The wild bull’s
on his way, I do not
give myself too
easily.
The lasso-man
enters the scene
trying to grapple
with horns.
My father hammers
at the portals
of his mistress’s
womb; the bull
bellows across
the fraudulent
road.
My mother spins her
machine like
a solitary queen.
I merely join
with the spinning.
Questions and Answers
What inspired “Taurus”?
It’s a sort of confessional poem, the time of one’s early childhood, and the tension between a mother and father, and the father is seen in association with the bull: this image being echoic (my father actually dealt with a few cattle most of his life; my mother worked long hours on the sewing machine: I kept recreating them); but it’s far more than autobiographical.
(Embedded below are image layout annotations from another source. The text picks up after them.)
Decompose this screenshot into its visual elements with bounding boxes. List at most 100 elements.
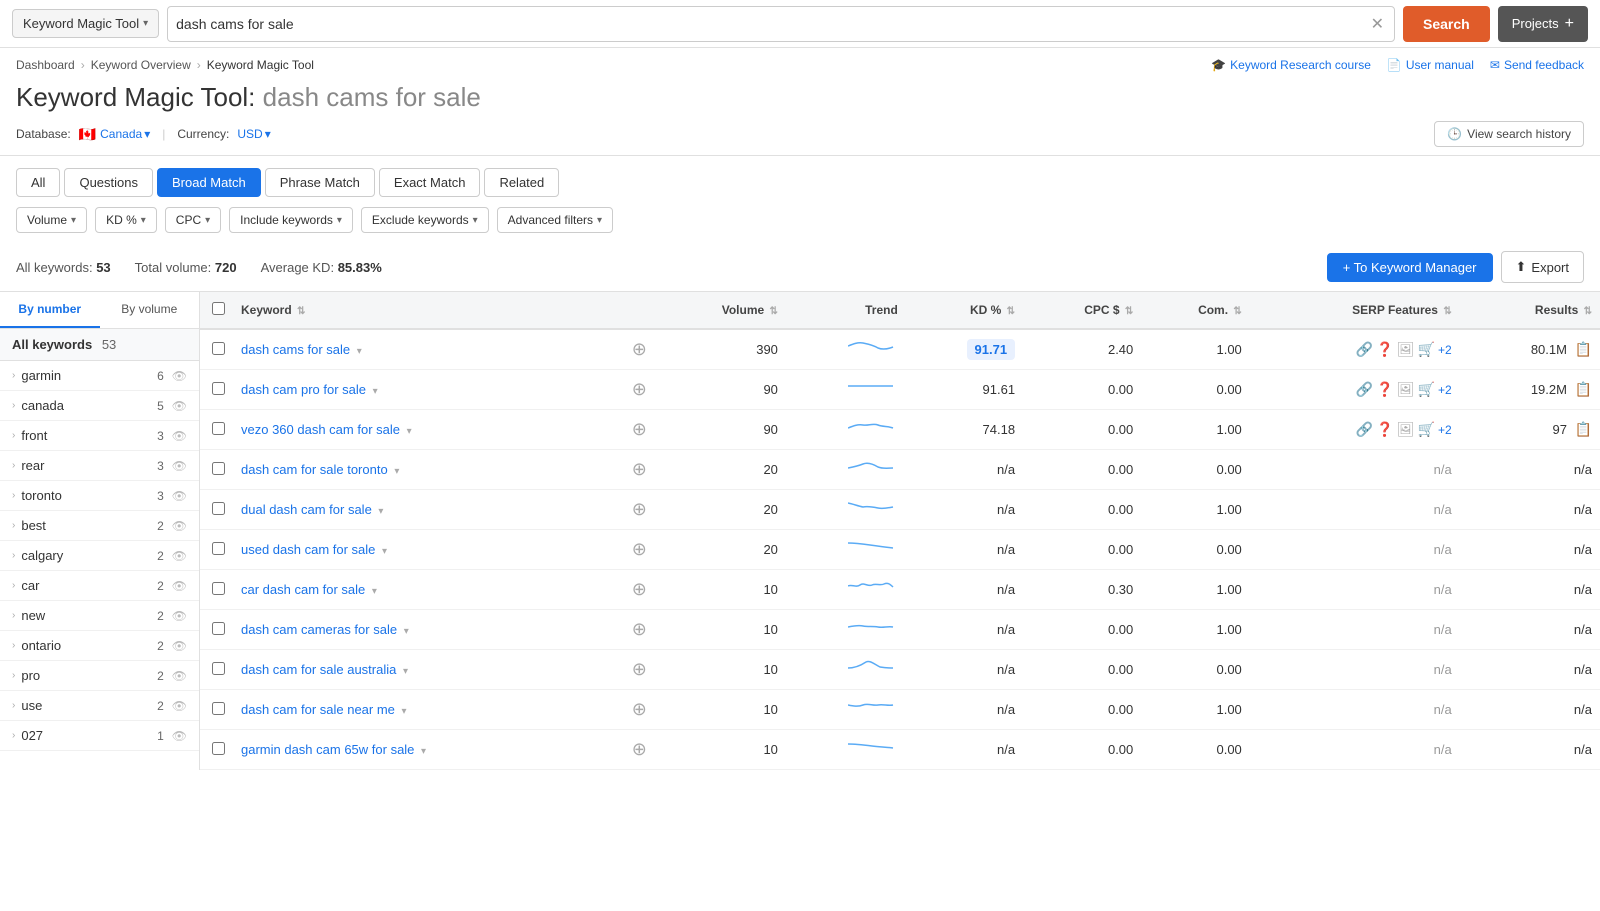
keyword-expand-icon[interactable]: ▾	[402, 706, 407, 717]
add-to-list-icon[interactable]: ⊕	[632, 419, 647, 440]
clear-icon[interactable]: ✕	[1369, 12, 1386, 36]
row-checkbox[interactable]	[212, 582, 225, 595]
tool-selector[interactable]: Keyword Magic Tool ▾	[12, 9, 159, 38]
eye-icon[interactable]: 👁	[172, 519, 187, 533]
tab-broad-match[interactable]: Broad Match	[157, 168, 261, 197]
row-checkbox[interactable]	[212, 622, 225, 635]
row-checkbox[interactable]	[212, 702, 225, 715]
to-keyword-manager-button[interactable]: + To Keyword Manager	[1327, 253, 1493, 282]
keyword-expand-icon[interactable]: ▾	[378, 506, 383, 517]
add-to-list-icon[interactable]: ⊕	[632, 619, 647, 640]
keyword-expand-icon[interactable]: ▾	[421, 746, 426, 757]
sidebar-item-pro[interactable]: › pro 2 👁	[0, 661, 199, 691]
search-button[interactable]: Search	[1403, 6, 1490, 42]
eye-icon[interactable]: 👁	[172, 669, 187, 683]
sidebar-item-027[interactable]: › 027 1 👁	[0, 721, 199, 751]
eye-icon[interactable]: 👁	[172, 729, 187, 743]
add-to-list-icon[interactable]: ⊕	[632, 699, 647, 720]
keyword-expand-icon[interactable]: ▾	[382, 546, 387, 557]
keyword-expand-icon[interactable]: ▾	[372, 586, 377, 597]
serp-col-header[interactable]: SERP Features ⇅	[1250, 292, 1460, 329]
eye-icon[interactable]: 👁	[172, 579, 187, 593]
row-checkbox[interactable]	[212, 742, 225, 755]
add-to-list-icon[interactable]: ⊕	[632, 539, 647, 560]
row-checkbox[interactable]	[212, 422, 225, 435]
sidebar-item-best[interactable]: › best 2 👁	[0, 511, 199, 541]
row-checkbox[interactable]	[212, 342, 225, 355]
keyword-research-course-link[interactable]: 🎓 Keyword Research course	[1211, 58, 1371, 72]
add-to-list-icon[interactable]: ⊕	[632, 739, 647, 760]
keyword-expand-icon[interactable]: ▾	[373, 386, 378, 397]
sidebar-item-car[interactable]: › car 2 👁	[0, 571, 199, 601]
results-col-header[interactable]: Results ⇅	[1460, 292, 1600, 329]
eye-icon[interactable]: 👁	[172, 459, 187, 473]
send-feedback-link[interactable]: ✉ Send feedback	[1490, 58, 1584, 72]
add-to-list-icon[interactable]: ⊕	[632, 339, 647, 360]
add-to-list-icon[interactable]: ⊕	[632, 459, 647, 480]
results-detail-icon[interactable]: 📋	[1575, 341, 1592, 357]
add-to-list-icon[interactable]: ⊕	[632, 499, 647, 520]
kd-col-header[interactable]: KD % ⇅	[906, 292, 1023, 329]
keyword-link[interactable]: dual dash cam for sale	[241, 502, 372, 517]
keyword-link[interactable]: dash cam cameras for sale	[241, 622, 397, 637]
eye-icon[interactable]: 👁	[172, 429, 187, 443]
keyword-link[interactable]: vezo 360 dash cam for sale	[241, 422, 400, 437]
sidebar-item-new[interactable]: › new 2 👁	[0, 601, 199, 631]
view-search-history-button[interactable]: 🕒 View search history	[1434, 121, 1584, 147]
filter-advanced-filters[interactable]: Advanced filters▾	[497, 207, 613, 233]
keyword-expand-icon[interactable]: ▾	[407, 426, 412, 437]
add-to-list-icon[interactable]: ⊕	[632, 379, 647, 400]
add-to-list-icon[interactable]: ⊕	[632, 659, 647, 680]
tab-related[interactable]: Related	[484, 168, 559, 197]
keyword-link[interactable]: garmin dash cam 65w for sale	[241, 742, 414, 757]
keyword-link[interactable]: used dash cam for sale	[241, 542, 375, 557]
keyword-link[interactable]: dash cam for sale toronto	[241, 462, 388, 477]
keyword-link[interactable]: dash cams for sale	[241, 342, 350, 357]
sidebar-item-garmin[interactable]: › garmin 6 👁	[0, 361, 199, 391]
keyword-link[interactable]: dash cam for sale australia	[241, 662, 396, 677]
tab-all[interactable]: All	[16, 168, 60, 197]
filter-cpc[interactable]: CPC▾	[165, 207, 221, 233]
eye-icon[interactable]: 👁	[172, 369, 187, 383]
eye-icon[interactable]: 👁	[172, 699, 187, 713]
select-all-checkbox[interactable]	[212, 302, 225, 315]
eye-icon[interactable]: 👁	[172, 609, 187, 623]
tab-phrase-match[interactable]: Phrase Match	[265, 168, 375, 197]
keyword-link[interactable]: dash cam pro for sale	[241, 382, 366, 397]
results-detail-icon[interactable]: 📋	[1575, 381, 1592, 397]
sidebar-tab-by-volume[interactable]: By volume	[100, 292, 200, 328]
sidebar-item-calgary[interactable]: › calgary 2 👁	[0, 541, 199, 571]
sidebar-item-use[interactable]: › use 2 👁	[0, 691, 199, 721]
export-button[interactable]: ⬆ Export	[1501, 251, 1584, 283]
sidebar-item-rear[interactable]: › rear 3 👁	[0, 451, 199, 481]
sidebar-item-ontario[interactable]: › ontario 2 👁	[0, 631, 199, 661]
filter-include-keywords[interactable]: Include keywords▾	[229, 207, 353, 233]
keyword-expand-icon[interactable]: ▾	[394, 466, 399, 477]
search-input[interactable]	[176, 16, 1368, 32]
eye-icon[interactable]: 👁	[172, 489, 187, 503]
sidebar-item-front[interactable]: › front 3 👁	[0, 421, 199, 451]
sidebar-item-canada[interactable]: › canada 5 👁	[0, 391, 199, 421]
volume-col-header[interactable]: Volume ⇅	[655, 292, 786, 329]
keyword-expand-icon[interactable]: ▾	[404, 626, 409, 637]
database-dropdown[interactable]: Canada ▾	[100, 127, 150, 141]
currency-dropdown[interactable]: USD ▾	[237, 127, 270, 141]
row-checkbox[interactable]	[212, 662, 225, 675]
eye-icon[interactable]: 👁	[172, 549, 187, 563]
results-detail-icon[interactable]: 📋	[1575, 421, 1592, 437]
row-checkbox[interactable]	[212, 462, 225, 475]
filter-volume[interactable]: Volume▾	[16, 207, 87, 233]
row-checkbox[interactable]	[212, 382, 225, 395]
sidebar-item-toronto[interactable]: › toronto 3 👁	[0, 481, 199, 511]
row-checkbox[interactable]	[212, 542, 225, 555]
projects-button[interactable]: Projects +	[1498, 6, 1588, 42]
com-col-header[interactable]: Com. ⇅	[1141, 292, 1250, 329]
tab-questions[interactable]: Questions	[64, 168, 153, 197]
filter-exclude-keywords[interactable]: Exclude keywords▾	[361, 207, 489, 233]
keyword-expand-icon[interactable]: ▾	[357, 346, 362, 357]
keyword-col-header[interactable]: Keyword ⇅	[233, 292, 598, 329]
row-checkbox[interactable]	[212, 502, 225, 515]
keyword-expand-icon[interactable]: ▾	[403, 666, 408, 677]
breadcrumb-dashboard[interactable]: Dashboard	[16, 58, 75, 72]
cpc-col-header[interactable]: CPC $ ⇅	[1023, 292, 1141, 329]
It’s symbolic, I feel.
What poetic techniques did you use in “Taurus”?
The American confessional poets—a movement—at the time in my writing of “Taurus” I was imbued with. Writers like Robert Lowell, Theodore Roethke, Sylvia Plath and others I kept reading—who believed that any subject, no matter how personal, was grist for the poetic mill. So the technique was based on direct expression of feelings… to bare every emotion, no matter how private. The image of Taurus, the bull, is like an objective correlative, too, to symbolize maybe hidden demons that’s around us, and our humanity too. The stanzas indicate the obvious divisions; but the white space between the stanzas has significance—time and space overall.